Next week at this time we’ll be seeing headlines proclaiming “The Da Vinci Code” has set new records for weekend movie attendance. That article will be accompanied by more articles in which the Catholic Church calls the book and movie heresy while Protestants talk about opportunity for dialogue and the flaws of the story.
I’m a little more than halfway through the book at the moment and I have mixed feelings about it. It’s rife with errors and just stupid mistakes that no writer should make. I mean, c’mon, bar soap in the Louvre restrooms? A cell phone that records digits pressed after the call has connected? Oh yeah, and the way Dan Brown mixes Gnosticism and paganism and builds on discredited research. I was really disgusted with the way he filled in the blanks in “The Gospel of Phillip,” the part about Jesus kissing Mary Magdalene. The fragment does not say where he kissed her. We don’t know. There’s absolutely no way of deducing the meaning of that passage. I read a lot of the Nag Hammadi library for my own research, and used some of those ideas in Amara’s Prayer.
All that aside, however, The Da Vinci Code is a real page-turner and I wish I could simply sit down and finish it uninterrupted. Yes, you can see him setting up the hooks at the end of his chapters way before you get there. Yeah, the sentences are often clumsy and Robert Langdon alternates between genius and naive idiot with the ease of a politician going from china plate fundraisers to blue plate pancake suppers, but dammit, the story really is pretty good.

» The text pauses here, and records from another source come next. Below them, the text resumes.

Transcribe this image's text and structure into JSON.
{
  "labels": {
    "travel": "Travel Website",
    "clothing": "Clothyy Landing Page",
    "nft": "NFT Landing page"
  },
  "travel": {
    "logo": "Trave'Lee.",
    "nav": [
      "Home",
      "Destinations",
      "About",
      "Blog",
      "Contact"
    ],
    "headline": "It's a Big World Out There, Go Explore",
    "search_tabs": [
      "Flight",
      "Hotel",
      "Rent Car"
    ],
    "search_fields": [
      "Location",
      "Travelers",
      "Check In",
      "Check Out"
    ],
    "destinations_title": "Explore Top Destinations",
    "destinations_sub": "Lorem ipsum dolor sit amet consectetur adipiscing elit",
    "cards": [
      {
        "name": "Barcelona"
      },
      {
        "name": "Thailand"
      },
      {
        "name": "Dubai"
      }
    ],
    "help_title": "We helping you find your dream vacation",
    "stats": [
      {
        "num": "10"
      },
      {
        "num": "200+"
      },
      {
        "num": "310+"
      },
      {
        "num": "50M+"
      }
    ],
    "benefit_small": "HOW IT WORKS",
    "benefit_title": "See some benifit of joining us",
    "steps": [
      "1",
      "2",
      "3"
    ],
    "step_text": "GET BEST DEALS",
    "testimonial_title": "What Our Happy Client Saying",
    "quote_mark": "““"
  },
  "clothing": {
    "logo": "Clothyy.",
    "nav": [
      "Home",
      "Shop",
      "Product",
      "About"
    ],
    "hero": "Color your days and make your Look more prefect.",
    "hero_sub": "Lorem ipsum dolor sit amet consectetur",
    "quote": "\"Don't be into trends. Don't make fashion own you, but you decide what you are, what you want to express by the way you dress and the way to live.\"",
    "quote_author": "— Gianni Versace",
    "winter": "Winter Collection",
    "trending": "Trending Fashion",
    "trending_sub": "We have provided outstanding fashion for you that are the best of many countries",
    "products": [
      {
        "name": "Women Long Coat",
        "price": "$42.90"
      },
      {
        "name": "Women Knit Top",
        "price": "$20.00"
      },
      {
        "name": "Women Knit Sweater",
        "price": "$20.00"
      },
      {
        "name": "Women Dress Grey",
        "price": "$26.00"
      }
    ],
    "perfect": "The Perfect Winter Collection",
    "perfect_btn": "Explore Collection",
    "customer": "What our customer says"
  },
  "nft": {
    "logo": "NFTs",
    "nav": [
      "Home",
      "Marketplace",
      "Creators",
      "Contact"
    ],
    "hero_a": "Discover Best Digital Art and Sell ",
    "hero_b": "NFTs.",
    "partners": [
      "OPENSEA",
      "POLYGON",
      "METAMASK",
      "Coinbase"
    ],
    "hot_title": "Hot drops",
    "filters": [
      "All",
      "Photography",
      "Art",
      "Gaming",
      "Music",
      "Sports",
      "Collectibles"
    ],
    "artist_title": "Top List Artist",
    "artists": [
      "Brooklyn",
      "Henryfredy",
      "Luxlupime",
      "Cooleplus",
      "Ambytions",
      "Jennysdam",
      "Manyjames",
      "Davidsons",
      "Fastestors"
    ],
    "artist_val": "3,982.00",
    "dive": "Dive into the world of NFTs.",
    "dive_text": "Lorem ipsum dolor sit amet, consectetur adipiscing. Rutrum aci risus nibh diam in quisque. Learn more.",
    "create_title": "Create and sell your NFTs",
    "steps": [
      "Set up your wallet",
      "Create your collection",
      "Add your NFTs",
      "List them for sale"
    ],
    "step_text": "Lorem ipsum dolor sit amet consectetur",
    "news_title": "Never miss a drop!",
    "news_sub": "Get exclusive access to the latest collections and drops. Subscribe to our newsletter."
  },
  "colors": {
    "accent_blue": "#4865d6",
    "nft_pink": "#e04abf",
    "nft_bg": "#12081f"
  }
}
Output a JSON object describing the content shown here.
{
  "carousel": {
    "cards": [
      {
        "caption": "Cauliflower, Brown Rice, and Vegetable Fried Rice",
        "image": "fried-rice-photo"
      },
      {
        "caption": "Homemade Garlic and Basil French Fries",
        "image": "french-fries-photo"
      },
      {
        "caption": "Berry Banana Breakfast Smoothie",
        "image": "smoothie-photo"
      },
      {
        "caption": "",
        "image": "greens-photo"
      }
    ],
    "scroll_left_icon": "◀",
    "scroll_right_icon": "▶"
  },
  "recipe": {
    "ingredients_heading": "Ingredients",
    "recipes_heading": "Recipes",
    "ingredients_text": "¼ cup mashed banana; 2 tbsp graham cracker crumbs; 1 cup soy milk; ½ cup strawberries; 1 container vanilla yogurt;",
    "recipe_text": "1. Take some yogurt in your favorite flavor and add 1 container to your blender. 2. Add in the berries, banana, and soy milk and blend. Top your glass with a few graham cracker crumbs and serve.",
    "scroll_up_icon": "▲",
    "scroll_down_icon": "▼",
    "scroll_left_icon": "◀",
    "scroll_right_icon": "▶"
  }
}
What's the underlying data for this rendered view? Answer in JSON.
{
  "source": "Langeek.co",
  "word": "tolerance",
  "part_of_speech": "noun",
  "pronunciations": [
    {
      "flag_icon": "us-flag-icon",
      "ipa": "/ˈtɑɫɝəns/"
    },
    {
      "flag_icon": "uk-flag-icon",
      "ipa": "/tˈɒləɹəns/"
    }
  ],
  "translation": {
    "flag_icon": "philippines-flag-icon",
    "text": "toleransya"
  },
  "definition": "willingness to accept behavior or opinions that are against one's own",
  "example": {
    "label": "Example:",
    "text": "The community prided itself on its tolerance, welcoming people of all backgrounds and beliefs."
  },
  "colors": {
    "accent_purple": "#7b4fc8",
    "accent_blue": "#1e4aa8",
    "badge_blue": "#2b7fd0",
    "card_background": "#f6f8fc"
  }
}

And what about that heresy charge? There is no heresy in the marketplace of ideas. The Catholic Church says that there is a huge amount of ignorance about Bible scholarship and that Brown’s novel and the movie will confuse people and shake their faith. I agree. Too many people don’t know Bible history. Too many people take the Bible completely out of its historical context and act like there was nothing else going on in the world to influence the authors of the canonized books.
Ronnie James Dio, as singer for Black Sabbath, told us to “Mix a little truth with many lies” and that’s what Brown has done, spawning a cottage industry of people publishing books and producing documentaries to support or debunk him. It’s amazing. And it can only be a good thing for those people willing to open their minds and really explore history, theology, and maybe even art history.
Brown gets so many things wrong, such as Constantine’s involvement in setting the canon, but he mixes it with truths, such as the Christianization of pagan holidays, and that will confuse people who know only a little. But it isn’t a bad thing to be confused if it inspires you to learn something.
But there are people who deny that pagan holidays were assimilated into Christianity, who deny that Christ’s message of love and peace was spread through Europe (and the Americas) on the tip of a sword, who refuse to read or rationally discuss Brown’s book, and who arrogantly condemn those who do. Yes, this happened to me yesterday.
I’ve read that Dan Brown claimed all the secret documents he quotes are real and that the Priory of Sion is really centuries old, this is true, that is factual, etc. Obviously, that’s where he crossed the line. Anyone who can type www.google.com can find out a lot of the stuff he said is true simply is not true. I don’t hold it against him that he made stuff up, that he made the Catholic Church and Opus Dei villians … that’s what novelists do. I think he should have admitted he based his book on long-standing ideas as if those theories were fact, but hey … he’s sold 46 million copies of his book and I haven’t even scored a contract with a major publisher yet.
My real interest at this point is in seeing if my own Amara’s Prayer can somehow ride the coattails of this interest in Gnosticism and alternate ideas about Christianity. (Remember, I’m just now reading Brown’s book; I began writing Amara’s Prayer in 2001.) My novel is very much about the feminine divine, offers gnostic ideas about creation, Eden and the ability of man to achieve god-like status. I sure wouldn’t complain if some of those dollars that can’t fit into Dan Brown’s pockets fell into mine because people wanted a similiar book with more sex.
In Amara’s Prayer, the thematic question asks: Is faith real if it is never tested? If you grow up going to Sunday school, memorizing Bible verses and reciting prayers, is that real faith? My answer is no. Faith is not real until it’s tested. If The Da Vinci Code tests people’s faith, that’s a good thing. If their faith is so weak that it crumbles because of a work of fiction, well … they never had faith in anything that matters, anyway.
Read everything. Think for yourself!